‘We named her, and so she will be till the end of the chapter’: authenticity and the feminine voice in postmodernist neo-Victorianism
Keywords:
neo-Victorian, postmodern, femininity, authenticity, narrativeAbstract
This article explores the ways in which postmodernist neo-Victorian novels present women who subvert societal norms, arguing that their treatment is symptomatic of a wider conflict in neo-historicism between authorial appeal and historical ‘authenticity’. In John Fowles’ The French Lieutenant’s Woman (1969), Angela Carter’s Nights at the Circus (1984), and Sarah Waters’ Tipping the Velvet (1998), the feminine neo-Victorian voice disrupts a master discourse of history which privileges masculine, heteronormative narratives. The inherent exchange between past and present in neo-Victorianism necessarily responds to contemporary issues pertinent to a modern readership by establishing thematic and formal connections between the nineteenth and twentieth centuries.
All three novels place a consideration of authenticity and artifice at the centre of their narratives, with Nights at the Circus and Tipping the Velvet particularly emphasising the performativity of both authorship and the narrative self-invention of women, challenging notions of ‘authenticity’ and considering self-referentially how this manifests within the neo-Victorian project. The French Lieutenant’s Woman similarly critiques normative narrative structures by both rejecting and fulfilling literary expectations of Victorian fiction, complexly articulating a postmodern tendency towards pastiche whilst retaining a sense of replicative historicity.

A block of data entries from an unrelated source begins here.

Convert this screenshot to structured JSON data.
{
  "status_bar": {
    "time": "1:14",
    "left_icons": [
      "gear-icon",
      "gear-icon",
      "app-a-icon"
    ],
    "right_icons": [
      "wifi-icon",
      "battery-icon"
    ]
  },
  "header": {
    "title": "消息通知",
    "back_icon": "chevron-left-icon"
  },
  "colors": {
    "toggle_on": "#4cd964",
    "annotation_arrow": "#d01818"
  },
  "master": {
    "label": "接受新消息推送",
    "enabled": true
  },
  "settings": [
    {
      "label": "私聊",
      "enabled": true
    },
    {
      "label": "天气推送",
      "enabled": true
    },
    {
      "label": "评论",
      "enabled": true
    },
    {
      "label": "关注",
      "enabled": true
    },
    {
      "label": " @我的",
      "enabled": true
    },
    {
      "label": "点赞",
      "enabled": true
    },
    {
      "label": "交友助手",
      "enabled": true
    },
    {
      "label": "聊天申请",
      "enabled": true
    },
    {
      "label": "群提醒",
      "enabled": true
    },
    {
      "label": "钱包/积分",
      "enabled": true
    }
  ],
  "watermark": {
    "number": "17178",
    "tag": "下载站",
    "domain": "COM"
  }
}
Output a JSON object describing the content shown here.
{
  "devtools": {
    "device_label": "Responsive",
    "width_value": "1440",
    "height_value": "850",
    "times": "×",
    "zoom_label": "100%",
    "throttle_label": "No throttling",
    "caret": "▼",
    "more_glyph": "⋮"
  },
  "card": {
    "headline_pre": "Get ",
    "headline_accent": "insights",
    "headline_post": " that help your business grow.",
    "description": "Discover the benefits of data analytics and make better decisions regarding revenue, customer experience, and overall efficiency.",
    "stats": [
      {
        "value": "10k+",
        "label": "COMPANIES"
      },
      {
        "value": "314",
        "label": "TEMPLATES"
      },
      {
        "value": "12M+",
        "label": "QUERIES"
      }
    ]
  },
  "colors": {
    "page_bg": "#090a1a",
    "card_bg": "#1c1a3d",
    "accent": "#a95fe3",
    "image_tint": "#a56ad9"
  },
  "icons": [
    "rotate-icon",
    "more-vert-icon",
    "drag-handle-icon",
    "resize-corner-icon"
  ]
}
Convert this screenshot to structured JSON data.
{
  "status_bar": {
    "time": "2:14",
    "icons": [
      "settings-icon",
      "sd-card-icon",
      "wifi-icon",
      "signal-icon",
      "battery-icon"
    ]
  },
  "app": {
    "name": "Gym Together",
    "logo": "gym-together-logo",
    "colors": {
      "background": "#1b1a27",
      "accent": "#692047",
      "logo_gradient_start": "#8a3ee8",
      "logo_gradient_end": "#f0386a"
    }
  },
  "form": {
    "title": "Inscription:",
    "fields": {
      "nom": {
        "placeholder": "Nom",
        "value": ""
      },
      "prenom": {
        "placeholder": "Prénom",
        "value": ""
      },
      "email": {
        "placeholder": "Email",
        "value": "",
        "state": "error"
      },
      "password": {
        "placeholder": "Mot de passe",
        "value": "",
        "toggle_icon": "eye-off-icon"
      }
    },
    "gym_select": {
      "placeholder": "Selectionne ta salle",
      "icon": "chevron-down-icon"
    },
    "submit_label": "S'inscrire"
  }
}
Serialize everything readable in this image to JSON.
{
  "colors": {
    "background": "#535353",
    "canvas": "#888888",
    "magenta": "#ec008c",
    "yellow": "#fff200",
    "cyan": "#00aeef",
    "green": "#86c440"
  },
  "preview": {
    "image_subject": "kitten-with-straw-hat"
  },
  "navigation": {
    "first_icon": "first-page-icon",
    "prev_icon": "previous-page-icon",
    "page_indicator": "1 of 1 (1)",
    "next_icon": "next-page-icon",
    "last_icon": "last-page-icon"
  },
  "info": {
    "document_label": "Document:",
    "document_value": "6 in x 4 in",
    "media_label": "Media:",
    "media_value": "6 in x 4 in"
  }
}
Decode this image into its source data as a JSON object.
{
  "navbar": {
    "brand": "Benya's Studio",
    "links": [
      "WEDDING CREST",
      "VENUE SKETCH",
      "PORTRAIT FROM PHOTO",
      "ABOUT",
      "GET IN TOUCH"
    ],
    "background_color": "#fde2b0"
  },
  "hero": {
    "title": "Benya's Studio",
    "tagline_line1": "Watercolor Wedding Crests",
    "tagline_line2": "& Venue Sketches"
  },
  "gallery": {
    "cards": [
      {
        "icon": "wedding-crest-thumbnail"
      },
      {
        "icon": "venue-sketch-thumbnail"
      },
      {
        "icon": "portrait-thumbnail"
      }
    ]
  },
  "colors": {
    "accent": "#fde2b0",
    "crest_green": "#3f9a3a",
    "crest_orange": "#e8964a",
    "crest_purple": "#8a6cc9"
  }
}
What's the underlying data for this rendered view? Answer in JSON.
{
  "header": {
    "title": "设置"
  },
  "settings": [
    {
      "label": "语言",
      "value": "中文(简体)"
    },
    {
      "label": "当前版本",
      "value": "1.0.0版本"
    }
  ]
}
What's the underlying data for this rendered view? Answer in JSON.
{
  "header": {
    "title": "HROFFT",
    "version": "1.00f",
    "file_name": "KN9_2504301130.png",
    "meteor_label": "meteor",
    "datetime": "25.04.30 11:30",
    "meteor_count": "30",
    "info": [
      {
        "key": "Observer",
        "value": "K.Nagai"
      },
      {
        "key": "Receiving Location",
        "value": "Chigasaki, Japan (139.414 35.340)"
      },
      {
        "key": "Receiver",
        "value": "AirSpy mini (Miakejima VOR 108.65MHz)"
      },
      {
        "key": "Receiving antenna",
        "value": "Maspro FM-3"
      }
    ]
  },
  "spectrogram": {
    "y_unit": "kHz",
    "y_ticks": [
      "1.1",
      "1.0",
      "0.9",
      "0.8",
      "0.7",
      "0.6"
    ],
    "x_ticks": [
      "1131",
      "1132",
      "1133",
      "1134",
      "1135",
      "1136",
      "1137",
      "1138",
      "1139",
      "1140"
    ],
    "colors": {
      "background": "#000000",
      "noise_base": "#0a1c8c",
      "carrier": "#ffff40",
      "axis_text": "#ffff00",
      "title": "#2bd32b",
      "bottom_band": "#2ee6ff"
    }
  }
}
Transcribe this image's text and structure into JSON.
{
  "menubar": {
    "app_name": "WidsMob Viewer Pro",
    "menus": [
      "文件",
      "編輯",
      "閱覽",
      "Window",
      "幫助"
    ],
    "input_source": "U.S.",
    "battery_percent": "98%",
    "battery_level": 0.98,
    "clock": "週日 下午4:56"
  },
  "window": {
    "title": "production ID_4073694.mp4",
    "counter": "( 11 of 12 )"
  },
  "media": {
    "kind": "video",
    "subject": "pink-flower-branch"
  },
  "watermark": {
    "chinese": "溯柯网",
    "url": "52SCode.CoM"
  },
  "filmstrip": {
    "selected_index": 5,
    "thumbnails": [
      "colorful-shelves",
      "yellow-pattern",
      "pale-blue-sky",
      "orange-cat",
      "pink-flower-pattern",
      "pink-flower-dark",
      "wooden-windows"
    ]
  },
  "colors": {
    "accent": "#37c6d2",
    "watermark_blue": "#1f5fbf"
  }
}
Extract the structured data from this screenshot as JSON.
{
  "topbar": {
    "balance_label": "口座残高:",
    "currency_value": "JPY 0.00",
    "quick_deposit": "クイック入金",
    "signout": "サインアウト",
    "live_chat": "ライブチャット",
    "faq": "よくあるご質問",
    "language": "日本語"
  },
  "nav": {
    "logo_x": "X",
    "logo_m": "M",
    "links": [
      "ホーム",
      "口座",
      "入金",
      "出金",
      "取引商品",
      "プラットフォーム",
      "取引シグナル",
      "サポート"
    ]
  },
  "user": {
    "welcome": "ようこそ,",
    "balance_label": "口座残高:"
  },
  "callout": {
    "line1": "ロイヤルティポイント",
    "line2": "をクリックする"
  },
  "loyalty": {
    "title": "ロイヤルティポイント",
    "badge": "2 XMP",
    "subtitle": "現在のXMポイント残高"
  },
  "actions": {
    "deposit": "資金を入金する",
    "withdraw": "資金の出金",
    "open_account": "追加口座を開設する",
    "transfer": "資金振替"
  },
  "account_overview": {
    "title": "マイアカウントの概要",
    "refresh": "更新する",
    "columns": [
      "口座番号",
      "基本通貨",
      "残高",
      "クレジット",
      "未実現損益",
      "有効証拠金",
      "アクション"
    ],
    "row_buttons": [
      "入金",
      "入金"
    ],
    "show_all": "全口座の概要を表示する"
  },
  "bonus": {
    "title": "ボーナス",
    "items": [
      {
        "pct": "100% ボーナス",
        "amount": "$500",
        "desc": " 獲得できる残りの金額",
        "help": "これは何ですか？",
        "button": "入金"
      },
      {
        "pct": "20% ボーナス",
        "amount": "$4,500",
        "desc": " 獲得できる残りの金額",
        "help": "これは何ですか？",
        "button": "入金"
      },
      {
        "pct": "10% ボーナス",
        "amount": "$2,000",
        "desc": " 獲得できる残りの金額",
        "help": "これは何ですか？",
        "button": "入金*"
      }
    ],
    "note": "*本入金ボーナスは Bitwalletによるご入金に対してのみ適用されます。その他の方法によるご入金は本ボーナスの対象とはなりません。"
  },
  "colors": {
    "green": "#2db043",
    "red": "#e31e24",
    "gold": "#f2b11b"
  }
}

The act of ‘talking back’ to the nineteenth century can be seen to disrupt dominant historical and social narratives by permitting non-hegemonic perspectives and exposing the impossibility of neo-Victorianism as pure replication. The interweaving of contemporary feminist discourse in these texts serves to critique enduring attitudes towards women and challenge the idea that the onset of modernity necessarily instigated sexual progressiveness. Thus, the voices of subversive female characters may be heard and history itself presented as a product of manipulable invention.